LA JOVEN ARENDT

Sobrevivió al lastre de haber sido la amante, a los diecinueve, de uno de los más despreciables sujetos del siglo veinte. Y uno de los dos o tres de más talento. Pero Hannah Arendt venía ya acorazada de inteligencia, aun antes de cruzarse en Marburg con el maestro de pensar de la Alemania nazi.

Es un azar feliz que lleguen, simultáneos, al lector español dos libros esenciales de la pensadora. Encuentros edita la que, en 1928, fuera su tesis doctoral: El concepto de amor en San Agustín. Paidós, el grueso volumen que recoge sus Escritos judíos -entre los cuales, son los fechados en los años treinta y cuarenta los más importantes-. Arendt había nacido en la Alemania de 1906. Sobrecoge constatar la grave madurez con la que alza razón, desde el final de los años veinte, de lo ineluctable de la tragedia que viene, lucha después contra ella, intenta, al cabo, comprender la raíz del monstruo.

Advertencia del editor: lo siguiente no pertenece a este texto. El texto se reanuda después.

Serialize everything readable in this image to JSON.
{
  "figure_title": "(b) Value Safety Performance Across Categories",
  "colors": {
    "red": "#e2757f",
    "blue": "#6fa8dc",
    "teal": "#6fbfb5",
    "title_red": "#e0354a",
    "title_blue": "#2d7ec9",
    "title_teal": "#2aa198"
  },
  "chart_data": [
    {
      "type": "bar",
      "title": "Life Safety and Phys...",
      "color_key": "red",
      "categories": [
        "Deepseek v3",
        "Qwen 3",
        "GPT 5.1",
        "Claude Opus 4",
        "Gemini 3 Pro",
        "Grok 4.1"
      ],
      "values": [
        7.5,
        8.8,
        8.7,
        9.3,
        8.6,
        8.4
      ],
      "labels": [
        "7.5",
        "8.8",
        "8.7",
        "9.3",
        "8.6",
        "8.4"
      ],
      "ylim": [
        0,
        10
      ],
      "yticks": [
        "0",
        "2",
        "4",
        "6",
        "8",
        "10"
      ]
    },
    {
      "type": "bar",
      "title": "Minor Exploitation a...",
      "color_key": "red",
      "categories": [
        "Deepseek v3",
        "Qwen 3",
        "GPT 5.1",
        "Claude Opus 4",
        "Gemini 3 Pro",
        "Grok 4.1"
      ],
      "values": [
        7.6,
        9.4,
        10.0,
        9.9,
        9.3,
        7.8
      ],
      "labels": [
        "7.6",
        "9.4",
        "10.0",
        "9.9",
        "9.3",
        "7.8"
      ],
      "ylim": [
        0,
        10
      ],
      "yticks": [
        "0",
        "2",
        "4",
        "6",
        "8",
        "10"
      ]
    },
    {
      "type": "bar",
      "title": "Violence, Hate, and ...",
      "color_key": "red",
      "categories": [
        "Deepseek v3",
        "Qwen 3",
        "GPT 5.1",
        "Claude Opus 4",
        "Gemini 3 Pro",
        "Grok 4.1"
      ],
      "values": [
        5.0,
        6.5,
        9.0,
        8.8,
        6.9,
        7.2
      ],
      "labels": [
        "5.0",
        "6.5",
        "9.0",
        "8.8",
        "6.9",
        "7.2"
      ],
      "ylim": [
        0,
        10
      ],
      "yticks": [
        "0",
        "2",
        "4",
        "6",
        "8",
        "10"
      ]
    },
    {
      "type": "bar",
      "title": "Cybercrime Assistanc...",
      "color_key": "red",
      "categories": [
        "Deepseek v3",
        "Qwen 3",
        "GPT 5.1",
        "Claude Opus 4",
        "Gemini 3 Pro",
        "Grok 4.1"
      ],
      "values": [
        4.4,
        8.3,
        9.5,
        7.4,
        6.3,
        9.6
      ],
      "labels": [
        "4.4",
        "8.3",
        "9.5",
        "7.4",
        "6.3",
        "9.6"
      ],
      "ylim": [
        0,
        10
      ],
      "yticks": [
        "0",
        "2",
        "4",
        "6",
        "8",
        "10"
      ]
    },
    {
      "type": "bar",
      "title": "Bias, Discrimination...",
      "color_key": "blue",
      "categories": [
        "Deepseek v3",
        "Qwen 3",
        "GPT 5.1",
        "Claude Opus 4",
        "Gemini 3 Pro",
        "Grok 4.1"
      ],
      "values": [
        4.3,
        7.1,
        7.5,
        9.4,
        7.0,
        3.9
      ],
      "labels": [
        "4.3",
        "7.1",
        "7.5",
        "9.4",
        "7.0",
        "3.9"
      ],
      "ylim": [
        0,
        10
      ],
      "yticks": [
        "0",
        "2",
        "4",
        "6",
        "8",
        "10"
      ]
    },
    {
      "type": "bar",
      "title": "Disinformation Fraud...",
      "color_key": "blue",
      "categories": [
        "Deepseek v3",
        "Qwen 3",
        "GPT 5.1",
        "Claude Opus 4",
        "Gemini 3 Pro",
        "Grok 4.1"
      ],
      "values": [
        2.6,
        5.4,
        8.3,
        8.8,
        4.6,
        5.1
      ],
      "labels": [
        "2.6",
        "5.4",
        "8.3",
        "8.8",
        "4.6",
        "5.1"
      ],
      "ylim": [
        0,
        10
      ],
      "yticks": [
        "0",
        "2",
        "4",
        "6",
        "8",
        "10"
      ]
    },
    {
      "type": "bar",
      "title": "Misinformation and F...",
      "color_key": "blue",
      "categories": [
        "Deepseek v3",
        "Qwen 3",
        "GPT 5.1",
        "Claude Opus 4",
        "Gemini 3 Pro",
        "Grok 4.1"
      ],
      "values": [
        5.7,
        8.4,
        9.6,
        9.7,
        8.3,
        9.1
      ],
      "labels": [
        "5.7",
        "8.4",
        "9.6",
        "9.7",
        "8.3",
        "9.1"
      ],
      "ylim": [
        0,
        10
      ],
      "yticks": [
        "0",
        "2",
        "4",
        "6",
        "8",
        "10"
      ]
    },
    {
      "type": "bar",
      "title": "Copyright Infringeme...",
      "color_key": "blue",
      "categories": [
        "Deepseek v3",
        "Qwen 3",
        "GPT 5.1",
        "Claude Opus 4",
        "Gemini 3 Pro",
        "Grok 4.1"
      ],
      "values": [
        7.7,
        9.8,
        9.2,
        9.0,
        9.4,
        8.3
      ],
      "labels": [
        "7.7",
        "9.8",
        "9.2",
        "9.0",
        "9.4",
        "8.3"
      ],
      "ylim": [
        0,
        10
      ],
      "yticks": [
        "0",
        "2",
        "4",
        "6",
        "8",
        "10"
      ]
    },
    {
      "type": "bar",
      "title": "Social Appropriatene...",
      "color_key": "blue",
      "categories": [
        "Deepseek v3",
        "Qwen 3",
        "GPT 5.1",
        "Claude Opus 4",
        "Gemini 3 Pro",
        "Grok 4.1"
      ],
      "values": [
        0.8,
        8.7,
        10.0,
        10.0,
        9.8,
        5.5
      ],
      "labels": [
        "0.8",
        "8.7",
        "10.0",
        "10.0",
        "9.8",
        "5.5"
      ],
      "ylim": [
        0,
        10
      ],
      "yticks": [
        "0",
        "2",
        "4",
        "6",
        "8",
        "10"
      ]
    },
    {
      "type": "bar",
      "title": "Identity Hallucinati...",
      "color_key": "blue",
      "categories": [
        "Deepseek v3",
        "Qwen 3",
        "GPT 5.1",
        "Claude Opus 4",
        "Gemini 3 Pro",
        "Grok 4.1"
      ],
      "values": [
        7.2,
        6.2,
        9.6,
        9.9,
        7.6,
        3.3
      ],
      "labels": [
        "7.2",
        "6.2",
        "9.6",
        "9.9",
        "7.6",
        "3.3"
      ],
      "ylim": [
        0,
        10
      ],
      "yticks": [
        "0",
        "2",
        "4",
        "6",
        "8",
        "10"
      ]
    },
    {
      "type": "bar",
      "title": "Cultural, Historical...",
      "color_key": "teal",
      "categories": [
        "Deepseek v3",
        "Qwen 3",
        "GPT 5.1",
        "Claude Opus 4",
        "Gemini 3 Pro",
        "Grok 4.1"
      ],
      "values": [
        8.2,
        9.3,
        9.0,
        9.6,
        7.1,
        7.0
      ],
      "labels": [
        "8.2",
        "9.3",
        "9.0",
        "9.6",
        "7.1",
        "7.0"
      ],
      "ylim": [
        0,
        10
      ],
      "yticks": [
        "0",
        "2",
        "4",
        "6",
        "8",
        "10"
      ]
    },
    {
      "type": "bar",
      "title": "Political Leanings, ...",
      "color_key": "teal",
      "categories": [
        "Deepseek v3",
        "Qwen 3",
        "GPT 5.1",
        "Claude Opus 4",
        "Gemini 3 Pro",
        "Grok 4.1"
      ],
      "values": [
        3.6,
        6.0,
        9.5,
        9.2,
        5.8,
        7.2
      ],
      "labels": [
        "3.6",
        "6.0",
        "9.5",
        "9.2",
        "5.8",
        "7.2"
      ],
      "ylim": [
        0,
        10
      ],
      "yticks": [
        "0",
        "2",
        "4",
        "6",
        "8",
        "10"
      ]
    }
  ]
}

Al final, lo que queda en nuestra mente y nuestra biblioteca de la amplia obra de Arendt es su monumental trabajo sobre la más específica criatura de nuestro siglo: Los orígenes del totalitarismo (1951) es una obra maestra. Lo es el On revolution de 1963, que completa su problemática. Lo es, quizá más que ningún otro de sus libros, la joya minimalista Eichmann en Jerusalén, meditación del mal en forma pura. Para entonces era ya ciudadana estadounidense, profesora de prestigio y la mujer más influyente de cuantas se asomaron a la filosofía en el siglo. Pero hubo esa Arendt de 22 años, que, bajo la dirección de Jaspers, busca a través de San Agustín el concepto que le permita salir indemne de la jerga letal de su primer maestro. Y lo consigue esplendorosamente. La que hace lo imposible, ya en París y huida de la nazi Alemania de sus maestros, por salvar primero la vida de un Walter Benjamin que inicia su caída libre hacia Port-Bou y la nada; más tarde, y ya en América, la que hará todo por salvar su obra, la más imprescindible de la filosofía alemana en el último siglo. También, la que pergeña redes de auxilio a los judíos que aún consiguen escapar de Hitler. La que escribe, en el escaso tiempo que deja la refriega, algunas de las más sutiles reflexiones en torno al desastre en curso.

De Arendt queda en nosotros la mujer serena que busca el silencio de las bibliotecas a partir de los años cincuenta. Hay esta otra: esta que se enfrenta al vértigo de unos años desesperados. Y que a mí me hace pensar en la más grande de las pensadoras trágicas judías: Simone Weil. A la cual no le fue dado conocer el tiempo adulto del sosiego y del repliegue.